Audi's R18 TDI Le Mans competitor is the first car of its type to use full LED headlights, each one of which uses eight of the brightest LEDs yet invented. Main beam is provided by five LEDs per side, which are not brighter than the low beam but instead add extra illumination due to the position of their reflectors.
R18 TDI's LED headlamps provide better illumination and are reliable and maintenance-free.
But the LED lamps offer more than just stronger illumination: they are also maintenance free and extremely reliable. "The vulnerability to failures is extremely low," explains Dr. Martin Mühlmeier, Head of Technology at Audi Sport. "To date, we haven’t had a single LED failure."

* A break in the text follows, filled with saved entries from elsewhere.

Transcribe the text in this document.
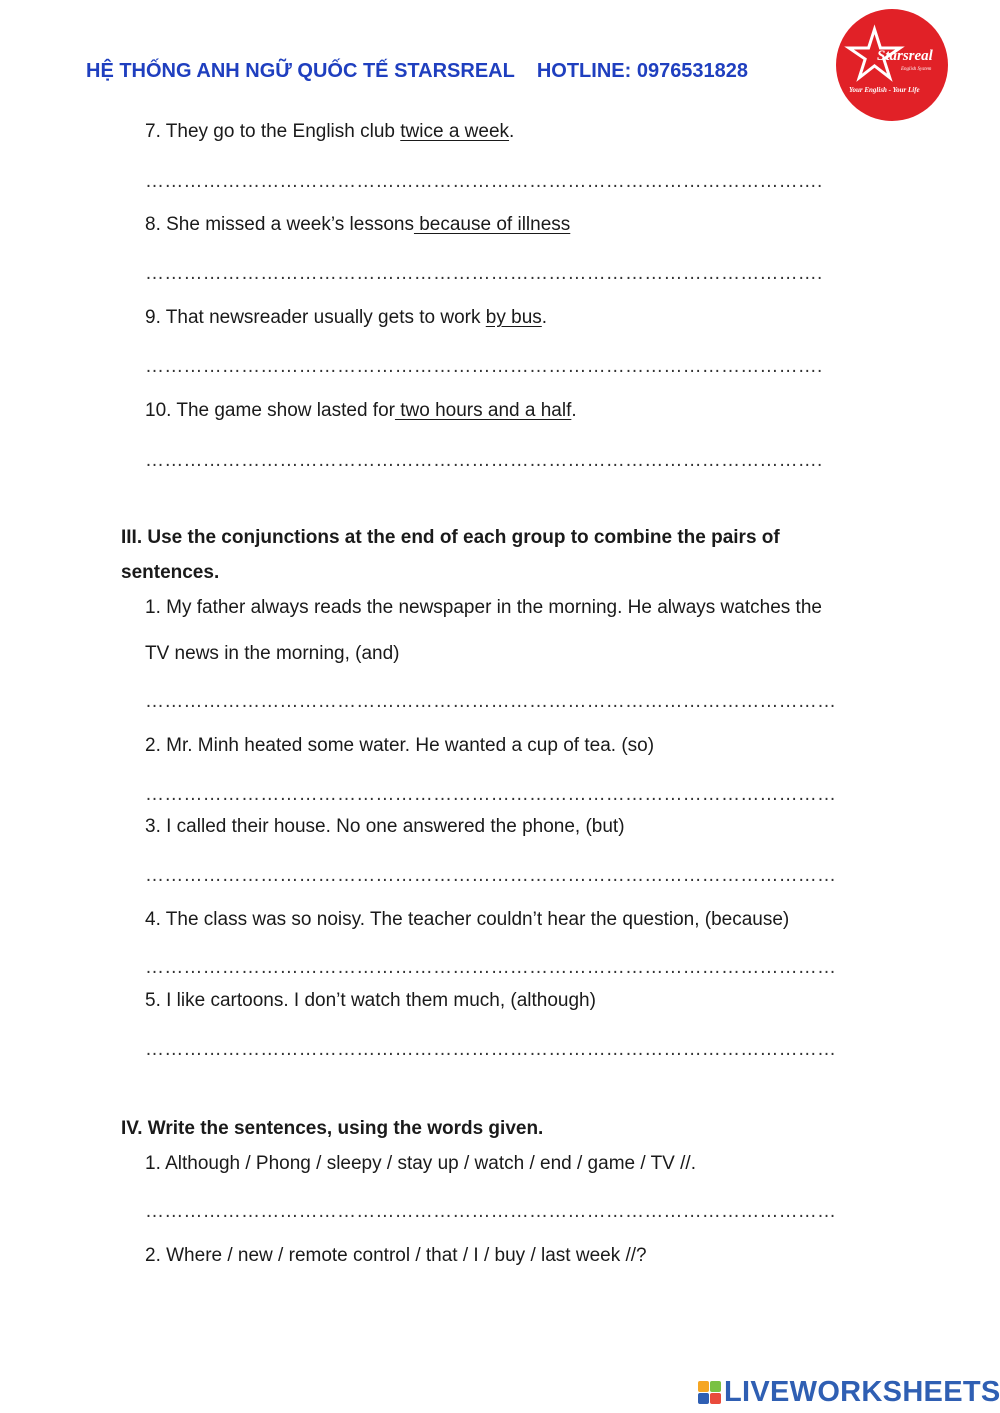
HỆ THỐNG ANH NGỮ QUỐC TẾ STARSREAL HOTLINE: 0976531828
Starsreal
English System
Your English - Your Life
7. They go to the English club twice a week.
…………………………………………………………………………………………….
8. She missed a week’s lessons because of illness
…………………………………………………………………………………………….
9. That newsreader usually gets to work by bus.
…………………………………………………………………………………………….
10. The game show lasted for two hours and a half.
…………………………………………………………………………………………….
III. Use the conjunctions at the end of each group to combine the pairs of
sentences.
1. My father always reads the newspaper in the morning. He always watches the
TV news in the morning, (and)
………………………………………………………………………………………………
2. Mr. Minh heated some water. He wanted a cup of tea. (so)
………………………………………………………………………………………………
3. I called their house. No one answered the phone, (but)
………………………………………………………………………………………………
4. The class was so noisy. The teacher couldn’t hear the question, (because)
………………………………………………………………………………………………
5. I like cartoons. I don’t watch them much, (although)
………………………………………………………………………………………………
IV. Write the sentences, using the words given.
1. Although / Phong / sleepy / stay up / watch / end / game / TV //.
………………………………………………………………………………………………
2. Where / new / remote control / that / I / buy / last week //?
LIVEWORKSHEETS
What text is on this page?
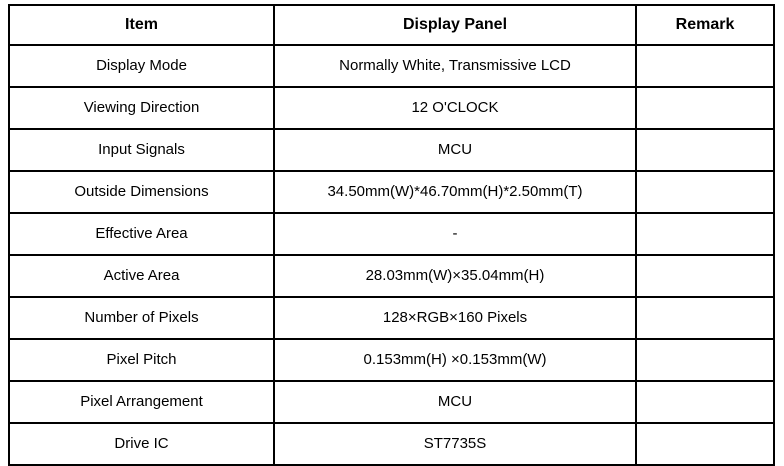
Item	Display Panel	Remark

Display Mode	Normally White, Transmissive LCD	

Viewing Direction	12 O'CLOCK	

Input Signals	MCU	

Outside Dimensions	34.50mm(W)*46.70mm(H)*2.50mm(T)	

Effective Area	-	

Active Area	28.03mm(W)×35.04mm(H)	

Number of Pixels	128×RGB×160 Pixels	

Pixel Pitch	0.153mm(H) ×0.153mm(W)	

Pixel Arrangement	MCU	

Drive IC	ST7735S	
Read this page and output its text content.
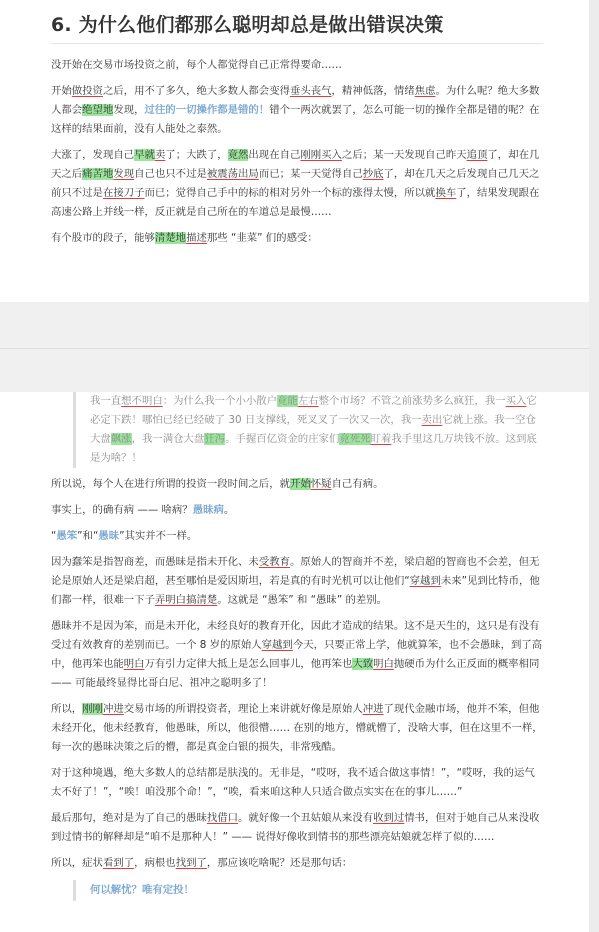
6. 为什么他们都那么聪明却总是做出错误决策

没开始在交易市场投资之前，每个人都觉得自己正常得要命……

开始做投资之后，用不了多久，绝大多数人都会变得垂头丧气，精神低落，情绪焦虑。为什么呢？绝大多数人都会绝望地发现，过往的一切操作都是错的！错个一两次就罢了，怎么可能一切的操作全都是错的呢？在这样的结果面前，没有人能处之泰然。

大涨了，发现自己早就卖了；大跌了，竟然出现在自己刚刚买入之后；某一天发现自己昨天追顶了，却在几天之后痛苦地发现自己也只不过是被震荡出局而已；某一天觉得自己抄底了，却在几天之后发现自己几天之前只不过是在接刀子而已；觉得自己手中的标的相对另外一个标的涨得太慢，所以就换车了，结果发现跟在高速公路上并线一样，反正就是自己所在的车道总是最慢……

有个股市的段子，能够清楚地描述那些 “韭菜” 们的感受：

我一直想不明白：为什么我一个小小散户竟能左右整个市场？不管之前涨势多么疯狂，我一买入它必定下跌！哪怕已经已经破了 30 日支撑线，死叉叉了一次又一次，我一卖出它就上涨。我一空仓大盘飙涨，我一满仓大盘狂泻。手握百亿资金的庄家们竟死死盯着我手里这几万块钱不放。这到底是为啥？！

所以说，每个人在进行所谓的投资一段时间之后，就开始怀疑自己有病。

事实上，的确有病 —— 啥病？愚昧病。

“愚笨”和“愚昧”其实并不一样。

因为蠢笨是指智商差，而愚昧是指未开化、未受教育。原始人的智商并不差，梁启超的智商也不会差，但无论是原始人还是梁启超，甚至哪怕是爱因斯坦，若是真的有时光机可以让他们“穿越到未来”见到比特币，他们都一样，很难一下子弄明白搞清楚。这就是 “愚笨” 和 “愚昧” 的差别。

愚昧并不是因为笨，而是未开化，未经良好的教育开化，因此才造成的结果。这不是天生的，这只是有没有受过有效教育的差别而已。一个 8 岁的原始人穿越到今天，只要正常上学，他就算笨，也不会愚昧，到了高中，他再笨也能明白万有引力定律大抵上是怎么回事儿，他再笨也大致明白抛硬币为什么正反面的概率相同 —— 可能最终显得比哥白尼、祖冲之聪明多了！

所以，刚刚冲进交易市场的所谓投资者，理论上来讲就好像是原始人冲进了现代金融市场，他并不笨，但他未经开化，他未经教育，他愚昧，所以，他很懵…… 在别的地方，懵就懵了，没啥大事，但在这里不一样，每一次的愚昧决策之后的懵，都是真金白银的损失，非常残酷。

对于这种境遇，绝大多数人的总结都是肤浅的。无非是，“哎呀，我不适合做这事情！”，“哎呀，我的运气太不好了！”，“唉！咱没那个命！”，“唉，看来咱这种人只适合做点实实在在的事儿……”

最后那句，绝对是为了自己的愚昧找借口。就好像一个丑姑娘从来没有收到过情书，但对于她自己从来没收到过情书的解释却是“咱不是那种人！” —— 说得好像收到情书的那些漂亮姑娘就怎样了似的……

所以，症状看到了，病根也找到了，那应该吃啥呢？还是那句话：

何以解忧？唯有定投！
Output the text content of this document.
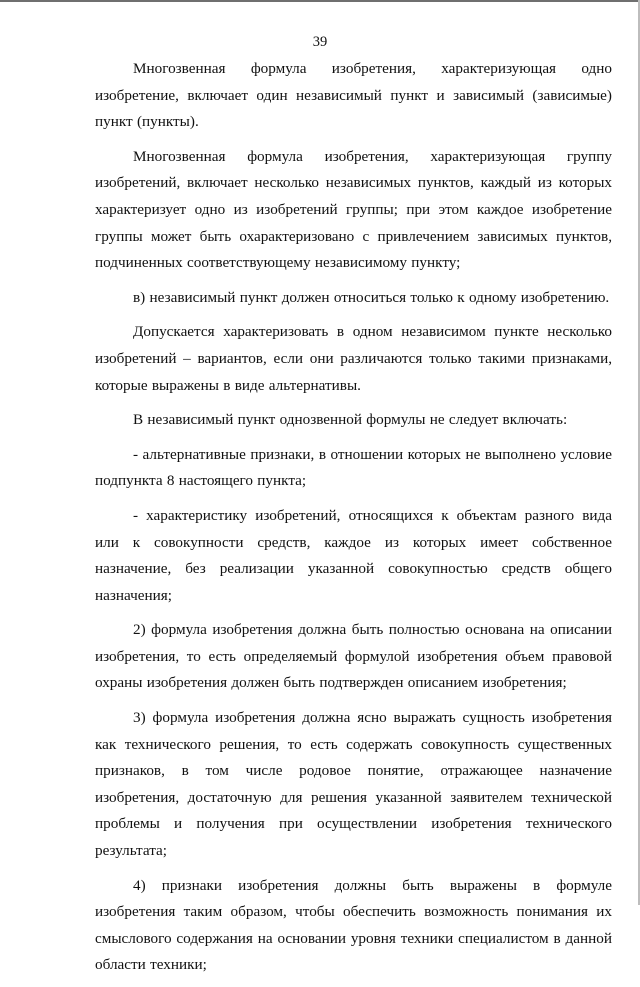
39

Многозвенная формула изобретения, характеризующая одно изобретение, включает один независимый пункт и зависимый (зависимые) пункт (пункты).

Многозвенная формула изобретения, характеризующая группу изобретений, включает несколько независимых пунктов, каждый из которых характеризует одно из изобретений группы; при этом каждое изобретение группы может быть охарактеризовано с привлечением зависимых пунктов, подчиненных соответствующему независимому пункту;

в) независимый пункт должен относиться только к одному изобретению.

Допускается характеризовать в одном независимом пункте несколько изобретений – вариантов, если они различаются только такими признаками, которые выражены в виде альтернативы.

В независимый пункт однозвенной формулы не следует включать:

- альтернативные признаки, в отношении которых не выполнено условие подпункта 8 настоящего пункта;

- характеристику изобретений, относящихся к объектам разного вида или к совокупности средств, каждое из которых имеет собственное назначение, без реализации указанной совокупностью средств общего назначения;

2) формула изобретения должна быть полностью основана на описании изобретения, то есть определяемый формулой изобретения объем правовой охраны изобретения должен быть подтвержден описанием изобретения;

3) формула изобретения должна ясно выражать сущность изобретения как технического решения, то есть содержать совокупность существенных признаков, в том числе родовое понятие, отражающее назначение изобретения, достаточную для решения указанной заявителем технической проблемы и получения при осуществлении изобретения технического результата;

4) признаки изобретения должны быть выражены в формуле изобретения таким образом, чтобы обеспечить возможность понимания их смыслового содержания на основании уровня техники специалистом в данной области техники;
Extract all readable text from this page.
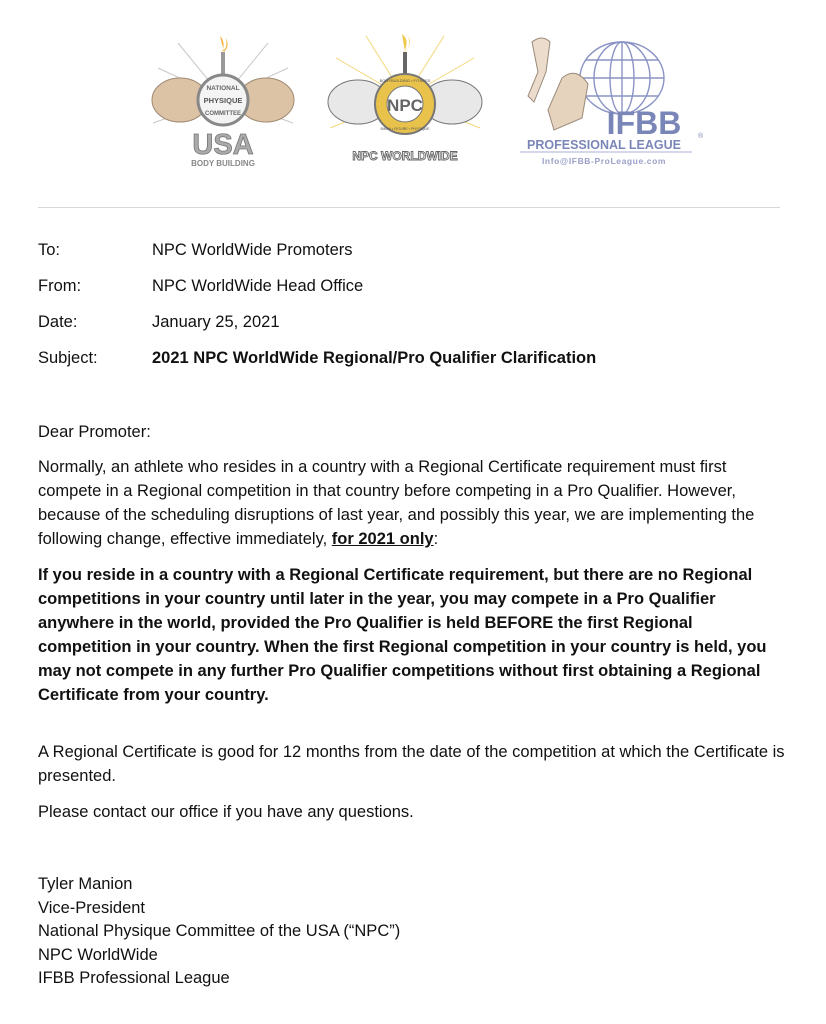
NATIONAL
PHYSIQUE
COMMITTEE
USA
BODY BUILDING
BODYBUILDING • FITNESS
NPC
BIKINI • FIGURE • PHYSIQUE
NPC WORLDWIDE
IFBB ®
PROFESSIONAL LEAGUE
Info@IFBB-ProLeague.com
To:	NPC WorldWide Promoters
From:	NPC WorldWide Head Office
Date:	January 25, 2021
Subject:	2021 NPC WorldWide Regional/Pro Qualifier Clarification

Dear Promoter:

Normally, an athlete who resides in a country with a Regional Certificate requirement must first compete in a Regional competition in that country before competing in a Pro Qualifier. However, because of the scheduling disruptions of last year, and possibly this year, we are implementing the following change, effective immediately, for 2021 only:

If you reside in a country with a Regional Certificate requirement, but there are no Regional competitions in your country until later in the year, you may compete in a Pro Qualifier anywhere in the world, provided the Pro Qualifier is held BEFORE the first Regional competition in your country. When the first Regional competition in your country is held, you may not compete in any further Pro Qualifier competitions without first obtaining a Regional Certificate from your country.

A Regional Certificate is good for 12 months from the date of the competition at which the Certificate is presented.

Please contact our office if you have any questions.

Tyler Manion
Vice-President
National Physique Committee of the USA (“NPC”)
NPC WorldWide
IFBB Professional League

Audi has deleted the electric cooling system used on road car LEDs and employed in last year's R15 TDI racer, giving the new lamps a weight advantage over conventional headlamps. The LEDs in the R18 TDI are cooled by airflow, automatically dimming if the air flow stops. "Our colleagues in production car development are very interested to see how we implement this," says Christopher Reinke, Technical Project Leader for the Audi R18 TDI. "However, we have the advantage in motorsport that the car spends less time at a standstill. On the highway, the lights mustn’t go out even if the car is in a traffic jam."